My Top 5 Alternative Fuels

My Top 5 Alternative Fuels

In light of the money about to be poured into alternative fuels research, I thought I’d do a Top 5 list of my own: My top 5 alternative fuels.

I’m not one to get sucked in to talk of crisis and hysteria. If I were, I would be wondering why people aren’t melting in Australia, why there haven’t been any off-the-charts hurricane seasons since 2005, and why hundreds of millions of people didn’t die of starvation in the ’70s. I would also be curious as to why, despite Alexander Graham Bell’s 1917 prediction that we were about to run out of coal and oil, we keep finding more. But that’s neither here nor there.

What’s important is that since the beginning of technology (something along the lines of a rock used to break things) we’ve been moving away from carbon as our source of energy. We moved from wood to coal to oil to natural gas, and now we’re moving on.

  1. Kinetic – This isn’t really an alternative fuel, but I’ve loved the concept ever since I saw those Seiko watches as a kid. Using the product of expended energy (motion) to create new energy is incredibly efficient. It’s like recycling, with electricity.
  2. Biodiesel Diesel engines are more efficient than gas engines, which means better emissions; the only problem is that petroleum diesel is just so dirty. Enter Ultra Low Sulfur Diesel and peanut oil. Okay, it doesn’t have to be peanut, it could be any vegetable oil. Or it could be any thing that used to be alive: “Wood, hemp, straw, corn, garbage, food scraps, and sewage-sludge may be dried and gasified to synthesis gas. After purification the Fischer-Tropsch process is used to produce synthetic diesel.” It could also be made out of natural gas or coal, but that kind of defeats the purpose. The best part is that current diesel engines can run on bio-fuel with only a few modifications!
  3. Cellulosic Ethanol Ethanol seems to be the one alt fuel that no one is excited about. Well, I am. But not that piddly corn-based stuff. I want mine to come from lawn clippings. Instead of using a basic food crop, we could start growing fuel on all those acres of farm-land that are left empty every year to keep food prices from going haywire. Trust me, a sudden increase in the supply of available switchgrass will not affect the commodities market. The major problem here is that the methods are still too expensive. Enter “stimulus” (hopefully).
  4. Solar – I like to daydream about whole neigborhoods where people’s roofs are tiled with solar panels and covered with plexiglass, but there’s so much more to it. Passive solar technology can change the way we conserve energy. Consider the solar chimney, Trombe wall, or industrial strength solar furnace.
  5. Water – In the conventional “hydroelectric” sense, though I’m still holding out for cold fusion. Water can be harnessed for power in plenty of places, the only real problem is that it has a significant impact on it’s surrounding environment. And of course, if you are convinced by the aforementioned catastrophes, all that water will be gone soon anyway.

Honorable Mentions –

Wind – T. Boone and the President will be there for you, as long as it takes. And it might take a long time, if only because wind turbines are huge and hideous, and no one wants them by their own house.  And as long as you don’t supply too much of the power, we won’t have to worry about those still summer days.
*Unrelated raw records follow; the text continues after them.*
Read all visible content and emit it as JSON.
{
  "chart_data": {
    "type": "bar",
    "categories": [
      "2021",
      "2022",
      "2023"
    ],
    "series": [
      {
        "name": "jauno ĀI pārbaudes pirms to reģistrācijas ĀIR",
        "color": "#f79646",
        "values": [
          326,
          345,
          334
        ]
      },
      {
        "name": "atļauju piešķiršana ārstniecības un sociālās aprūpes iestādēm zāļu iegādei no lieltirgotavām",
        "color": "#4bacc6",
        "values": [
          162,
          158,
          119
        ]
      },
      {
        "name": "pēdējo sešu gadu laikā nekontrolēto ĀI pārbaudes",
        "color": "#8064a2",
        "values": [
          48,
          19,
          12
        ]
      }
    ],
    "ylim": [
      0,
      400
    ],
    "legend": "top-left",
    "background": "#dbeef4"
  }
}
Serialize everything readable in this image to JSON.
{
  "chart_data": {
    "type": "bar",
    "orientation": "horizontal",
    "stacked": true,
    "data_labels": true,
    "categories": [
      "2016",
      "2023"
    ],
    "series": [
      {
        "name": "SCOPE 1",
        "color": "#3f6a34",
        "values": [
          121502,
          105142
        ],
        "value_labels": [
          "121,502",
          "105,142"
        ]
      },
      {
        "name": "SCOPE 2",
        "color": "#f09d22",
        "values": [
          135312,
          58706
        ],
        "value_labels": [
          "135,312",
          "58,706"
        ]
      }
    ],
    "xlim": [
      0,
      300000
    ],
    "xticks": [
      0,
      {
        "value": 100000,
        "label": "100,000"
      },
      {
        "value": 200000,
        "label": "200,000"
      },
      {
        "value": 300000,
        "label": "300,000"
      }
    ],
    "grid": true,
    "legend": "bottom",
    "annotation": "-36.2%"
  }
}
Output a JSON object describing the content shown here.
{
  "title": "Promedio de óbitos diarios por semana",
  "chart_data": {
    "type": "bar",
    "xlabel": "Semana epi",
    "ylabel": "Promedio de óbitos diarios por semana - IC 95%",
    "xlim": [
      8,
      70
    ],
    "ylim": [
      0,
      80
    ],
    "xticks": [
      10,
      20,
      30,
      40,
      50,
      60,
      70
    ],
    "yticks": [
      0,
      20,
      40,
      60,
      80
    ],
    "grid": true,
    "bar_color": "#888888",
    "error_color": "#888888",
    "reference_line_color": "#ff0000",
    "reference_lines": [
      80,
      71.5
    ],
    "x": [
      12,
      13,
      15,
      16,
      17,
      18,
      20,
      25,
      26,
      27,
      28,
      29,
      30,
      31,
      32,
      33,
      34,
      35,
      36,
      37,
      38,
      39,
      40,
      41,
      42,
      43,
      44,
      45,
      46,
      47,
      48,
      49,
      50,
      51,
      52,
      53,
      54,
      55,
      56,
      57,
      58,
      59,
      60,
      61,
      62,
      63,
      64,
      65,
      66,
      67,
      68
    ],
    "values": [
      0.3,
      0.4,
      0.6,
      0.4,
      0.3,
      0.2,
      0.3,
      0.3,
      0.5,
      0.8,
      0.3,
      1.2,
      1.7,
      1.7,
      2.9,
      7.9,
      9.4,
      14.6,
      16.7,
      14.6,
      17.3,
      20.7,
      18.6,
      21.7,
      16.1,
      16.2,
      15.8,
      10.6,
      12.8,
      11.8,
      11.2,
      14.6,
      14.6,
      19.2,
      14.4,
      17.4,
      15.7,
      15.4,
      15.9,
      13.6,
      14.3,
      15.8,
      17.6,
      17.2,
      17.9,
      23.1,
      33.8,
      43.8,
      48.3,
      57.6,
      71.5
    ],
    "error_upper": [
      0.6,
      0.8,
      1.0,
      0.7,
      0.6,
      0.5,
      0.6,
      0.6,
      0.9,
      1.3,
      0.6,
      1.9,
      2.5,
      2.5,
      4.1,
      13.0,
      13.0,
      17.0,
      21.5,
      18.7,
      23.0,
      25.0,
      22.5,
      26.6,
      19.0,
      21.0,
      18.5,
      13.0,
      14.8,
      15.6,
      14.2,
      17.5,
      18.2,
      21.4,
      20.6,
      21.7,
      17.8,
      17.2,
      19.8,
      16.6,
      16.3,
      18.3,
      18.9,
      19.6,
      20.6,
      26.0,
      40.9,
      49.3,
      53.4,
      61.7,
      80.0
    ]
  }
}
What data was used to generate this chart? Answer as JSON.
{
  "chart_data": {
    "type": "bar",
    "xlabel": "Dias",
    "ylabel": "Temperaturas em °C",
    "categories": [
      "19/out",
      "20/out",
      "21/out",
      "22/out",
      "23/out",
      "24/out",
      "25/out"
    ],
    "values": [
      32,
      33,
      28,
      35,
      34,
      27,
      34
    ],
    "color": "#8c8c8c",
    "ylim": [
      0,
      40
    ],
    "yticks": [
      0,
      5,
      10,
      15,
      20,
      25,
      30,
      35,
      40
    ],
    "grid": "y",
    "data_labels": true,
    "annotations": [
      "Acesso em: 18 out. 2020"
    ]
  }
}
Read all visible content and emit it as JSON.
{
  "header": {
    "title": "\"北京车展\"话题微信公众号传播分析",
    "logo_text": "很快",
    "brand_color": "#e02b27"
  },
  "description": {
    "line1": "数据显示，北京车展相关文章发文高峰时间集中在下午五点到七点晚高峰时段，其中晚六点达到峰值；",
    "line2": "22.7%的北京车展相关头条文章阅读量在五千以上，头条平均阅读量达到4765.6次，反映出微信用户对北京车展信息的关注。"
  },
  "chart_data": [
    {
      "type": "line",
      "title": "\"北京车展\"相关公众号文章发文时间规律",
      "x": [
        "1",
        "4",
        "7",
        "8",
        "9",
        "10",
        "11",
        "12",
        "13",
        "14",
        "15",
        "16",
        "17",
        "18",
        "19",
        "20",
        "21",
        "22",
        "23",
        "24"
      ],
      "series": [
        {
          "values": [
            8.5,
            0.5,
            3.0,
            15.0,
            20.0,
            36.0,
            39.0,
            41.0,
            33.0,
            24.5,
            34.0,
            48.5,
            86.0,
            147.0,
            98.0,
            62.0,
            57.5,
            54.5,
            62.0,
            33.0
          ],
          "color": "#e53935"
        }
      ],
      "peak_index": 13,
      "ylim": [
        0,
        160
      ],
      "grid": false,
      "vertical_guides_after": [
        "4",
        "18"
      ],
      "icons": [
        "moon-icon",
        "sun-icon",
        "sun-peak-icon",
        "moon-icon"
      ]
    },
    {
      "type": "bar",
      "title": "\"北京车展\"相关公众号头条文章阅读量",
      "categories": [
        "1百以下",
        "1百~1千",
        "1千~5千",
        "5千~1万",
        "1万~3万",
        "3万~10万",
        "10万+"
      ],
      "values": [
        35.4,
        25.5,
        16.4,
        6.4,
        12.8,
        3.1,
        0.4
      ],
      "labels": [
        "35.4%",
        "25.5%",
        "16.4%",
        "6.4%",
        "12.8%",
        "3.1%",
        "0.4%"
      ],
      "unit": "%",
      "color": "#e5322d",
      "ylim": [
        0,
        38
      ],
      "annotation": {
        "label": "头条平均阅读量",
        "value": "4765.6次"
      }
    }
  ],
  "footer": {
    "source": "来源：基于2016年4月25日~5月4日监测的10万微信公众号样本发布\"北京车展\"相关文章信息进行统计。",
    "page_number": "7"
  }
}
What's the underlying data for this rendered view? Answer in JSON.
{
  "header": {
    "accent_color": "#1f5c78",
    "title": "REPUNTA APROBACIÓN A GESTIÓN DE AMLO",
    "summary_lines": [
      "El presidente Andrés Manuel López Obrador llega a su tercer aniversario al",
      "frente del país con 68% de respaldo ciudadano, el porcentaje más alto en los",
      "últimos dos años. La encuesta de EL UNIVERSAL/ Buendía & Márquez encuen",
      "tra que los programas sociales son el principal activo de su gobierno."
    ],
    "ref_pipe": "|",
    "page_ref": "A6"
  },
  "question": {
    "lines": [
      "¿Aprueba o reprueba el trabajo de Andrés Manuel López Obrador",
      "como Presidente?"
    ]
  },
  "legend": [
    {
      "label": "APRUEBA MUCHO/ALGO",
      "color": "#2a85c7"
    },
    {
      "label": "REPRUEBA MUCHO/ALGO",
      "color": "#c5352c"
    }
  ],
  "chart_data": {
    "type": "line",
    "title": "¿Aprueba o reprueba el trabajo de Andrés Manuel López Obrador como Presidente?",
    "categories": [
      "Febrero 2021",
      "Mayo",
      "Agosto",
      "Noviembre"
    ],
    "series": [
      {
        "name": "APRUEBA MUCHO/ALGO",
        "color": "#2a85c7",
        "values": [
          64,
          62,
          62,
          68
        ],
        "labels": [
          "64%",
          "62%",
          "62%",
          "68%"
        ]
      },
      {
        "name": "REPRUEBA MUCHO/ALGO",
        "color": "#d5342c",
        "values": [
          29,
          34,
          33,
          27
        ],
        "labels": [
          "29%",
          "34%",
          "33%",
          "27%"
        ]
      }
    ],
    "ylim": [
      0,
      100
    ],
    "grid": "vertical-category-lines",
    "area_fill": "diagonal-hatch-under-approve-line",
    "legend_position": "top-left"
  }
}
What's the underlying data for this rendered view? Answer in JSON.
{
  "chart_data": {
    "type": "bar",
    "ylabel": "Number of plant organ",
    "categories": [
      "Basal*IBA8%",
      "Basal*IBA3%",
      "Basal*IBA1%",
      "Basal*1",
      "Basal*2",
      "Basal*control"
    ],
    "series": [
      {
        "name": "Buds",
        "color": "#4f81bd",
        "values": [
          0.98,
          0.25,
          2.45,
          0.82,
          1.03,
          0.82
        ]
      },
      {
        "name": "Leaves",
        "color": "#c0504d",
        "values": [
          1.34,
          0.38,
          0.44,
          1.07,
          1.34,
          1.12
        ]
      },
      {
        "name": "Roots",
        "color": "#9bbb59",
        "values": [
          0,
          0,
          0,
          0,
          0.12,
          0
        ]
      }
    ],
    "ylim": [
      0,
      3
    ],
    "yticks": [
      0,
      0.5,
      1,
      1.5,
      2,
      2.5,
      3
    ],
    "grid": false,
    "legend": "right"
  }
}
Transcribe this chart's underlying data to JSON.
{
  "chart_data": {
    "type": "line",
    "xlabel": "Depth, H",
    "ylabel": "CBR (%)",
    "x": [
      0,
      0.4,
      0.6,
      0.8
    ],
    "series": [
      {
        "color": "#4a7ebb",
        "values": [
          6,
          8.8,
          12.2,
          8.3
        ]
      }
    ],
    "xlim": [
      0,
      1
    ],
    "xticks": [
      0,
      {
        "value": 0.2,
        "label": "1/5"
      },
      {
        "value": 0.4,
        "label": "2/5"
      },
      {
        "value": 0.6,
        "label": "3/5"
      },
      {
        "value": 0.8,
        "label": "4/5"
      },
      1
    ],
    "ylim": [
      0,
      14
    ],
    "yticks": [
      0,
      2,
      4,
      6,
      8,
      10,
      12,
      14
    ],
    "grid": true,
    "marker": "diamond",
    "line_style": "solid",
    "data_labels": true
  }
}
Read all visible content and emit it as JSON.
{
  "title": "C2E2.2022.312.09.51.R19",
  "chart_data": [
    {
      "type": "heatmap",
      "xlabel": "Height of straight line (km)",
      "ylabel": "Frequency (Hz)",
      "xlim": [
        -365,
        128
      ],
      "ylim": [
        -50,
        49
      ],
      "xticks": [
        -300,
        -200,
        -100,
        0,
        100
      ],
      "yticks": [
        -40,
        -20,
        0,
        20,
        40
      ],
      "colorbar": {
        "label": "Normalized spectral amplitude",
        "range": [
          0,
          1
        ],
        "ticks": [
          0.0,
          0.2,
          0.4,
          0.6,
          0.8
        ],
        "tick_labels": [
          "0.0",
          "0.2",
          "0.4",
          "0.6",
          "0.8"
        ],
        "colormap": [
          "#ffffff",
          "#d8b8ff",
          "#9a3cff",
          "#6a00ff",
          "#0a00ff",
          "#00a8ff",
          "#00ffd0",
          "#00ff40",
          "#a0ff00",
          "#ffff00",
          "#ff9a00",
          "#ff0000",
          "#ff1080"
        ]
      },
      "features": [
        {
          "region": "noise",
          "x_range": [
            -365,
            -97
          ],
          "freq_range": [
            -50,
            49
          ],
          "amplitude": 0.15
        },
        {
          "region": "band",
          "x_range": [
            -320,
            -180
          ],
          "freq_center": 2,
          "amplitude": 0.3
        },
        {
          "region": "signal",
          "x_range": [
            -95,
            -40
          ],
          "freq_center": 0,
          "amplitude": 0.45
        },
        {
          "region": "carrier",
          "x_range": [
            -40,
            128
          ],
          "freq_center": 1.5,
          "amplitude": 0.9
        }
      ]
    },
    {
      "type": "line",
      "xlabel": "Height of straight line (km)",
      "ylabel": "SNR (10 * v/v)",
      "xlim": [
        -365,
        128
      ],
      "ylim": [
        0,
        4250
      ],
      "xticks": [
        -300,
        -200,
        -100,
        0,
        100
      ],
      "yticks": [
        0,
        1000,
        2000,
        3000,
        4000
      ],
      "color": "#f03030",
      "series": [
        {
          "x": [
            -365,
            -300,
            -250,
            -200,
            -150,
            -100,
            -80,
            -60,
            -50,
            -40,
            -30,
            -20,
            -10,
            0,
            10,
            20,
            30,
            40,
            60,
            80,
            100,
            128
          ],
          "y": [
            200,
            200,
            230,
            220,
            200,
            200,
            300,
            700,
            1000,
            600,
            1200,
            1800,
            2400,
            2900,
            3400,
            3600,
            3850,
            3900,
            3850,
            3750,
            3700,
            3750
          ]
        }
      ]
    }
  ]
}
Hamster on a Wheel – I had a nightmare recently that I worked in a power plant. There were about a thousand of us…we were taking turns on a various exercise machines – treadmills, stairmasters, bikes – attached to the power grid. There was a lot of Gatorade being consumed.

Some, if not all of these energies will be our major energy sources in the future, not because of global warming or a shortage of oil and coal, but just because they’re better, cleaner, and cheaper. Cleaning up creation is a bonus.